Still, those are just a few minor quibbles pertaining to just 3 of the tips, and overall I do highly recommend this book.


----------



## JimP (May 18, 2006)

I think the strangest hometheater marketing that I ever heard was for speaker wire that already had all the electrons pointing in the same direction by the factory pre "burning them in".


----------



## tcarcio (Jun 27, 2007)

Funny, I had someone tell me once to put the wire's in the freezer to relax the electrons.....:coocoo:


----------



## JimP (May 18, 2006)

Were you suppose to do that before each time you used them?


----------



## tonyvdb (Sep 5, 2007)

tcarcio said:


> Funny, I had someone tell me once to put the wire's in the freezer to relax the electrons.....:coocoo:





JimP said:


> Were you suppose to do that before each time you used them?

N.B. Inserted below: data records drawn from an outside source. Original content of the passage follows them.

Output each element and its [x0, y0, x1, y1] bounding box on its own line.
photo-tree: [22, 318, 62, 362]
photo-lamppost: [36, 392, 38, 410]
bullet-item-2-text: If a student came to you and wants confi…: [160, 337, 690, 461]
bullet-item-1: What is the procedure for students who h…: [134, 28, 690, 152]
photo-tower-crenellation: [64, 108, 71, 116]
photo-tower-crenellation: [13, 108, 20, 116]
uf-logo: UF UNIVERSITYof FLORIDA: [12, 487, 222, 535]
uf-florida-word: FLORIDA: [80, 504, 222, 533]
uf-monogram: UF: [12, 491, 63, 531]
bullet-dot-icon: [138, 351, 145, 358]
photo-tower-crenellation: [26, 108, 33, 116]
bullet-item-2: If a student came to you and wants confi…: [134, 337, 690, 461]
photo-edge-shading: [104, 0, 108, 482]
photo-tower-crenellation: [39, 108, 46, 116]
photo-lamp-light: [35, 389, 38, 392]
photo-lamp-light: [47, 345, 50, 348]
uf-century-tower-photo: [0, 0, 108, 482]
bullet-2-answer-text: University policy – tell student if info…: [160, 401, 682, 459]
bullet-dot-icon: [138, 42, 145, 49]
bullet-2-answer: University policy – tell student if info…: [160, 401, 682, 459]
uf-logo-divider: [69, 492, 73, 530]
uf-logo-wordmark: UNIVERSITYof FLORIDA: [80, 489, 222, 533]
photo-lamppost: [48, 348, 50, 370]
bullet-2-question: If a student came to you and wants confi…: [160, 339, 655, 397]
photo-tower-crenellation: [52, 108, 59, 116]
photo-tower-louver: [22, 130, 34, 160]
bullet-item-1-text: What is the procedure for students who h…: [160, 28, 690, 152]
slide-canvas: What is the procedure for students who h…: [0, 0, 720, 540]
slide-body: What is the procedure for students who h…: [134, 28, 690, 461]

:bigsmile::joke::rofl::laugh:


----------



## atledreier (Mar 2, 2007)

It's got some great methology for positioning speakers as well. Some good advice in there for sure, along with the occational weird stuff like cable lifters. I'd recommend it to anyone interested enough to actually perform the tips and advice in the book.


----------



## au-734 (Jan 9, 2008)

tcarcio said:


> Funny, I had someone tell me once to put the wire's in the freezer to relax the electrons.....:coocoo:


I would think that would make the electrons quite angry. No telling what they would do then. They might even go the wrong way on purpose and really screw things up :bigsmile:

Cheers,

jr


----------



## au-734 (Jan 9, 2008)

atledreier said:


> It's got some great methology for positioning speakers as well. Some good advice in there for sure, along with the occational weird stuff like cable lifters. I'd recommend it to anyone interested enough to actually perform the tips and advice in the book.


Does the book cover multichannel? If so, how many pages? I was a customer of Jim's when he owned Audition and he -does- know how to set up a two channel system, but I am into multichannel these days.

Cheers,

jr


----------



## MonsterMaddness (Apr 3, 2008)

I know I have bad audio treatment in my room and am just starting to learn about this aspect of home theater. Would this be a book that you would recommend to a total novice. Also, are there any other books out there that would be thorough but accessible to an average joe.


----------



## Space (Jul 18, 2007)

Mitch Gallagher "Acoustic design for the Home Studio" is exactly that,accessible.

Easy to read with pictures and drawn diagrams, this book seems designed more for those that do not want or need the exacting equations found in other books on the subject of acoustics.

First reflection points, rear wall trapping and/or diffusion, side wall panels, Home studio or home theater, sound doesn't care what you use the room for. 

Just a suggestion,

Brien


----------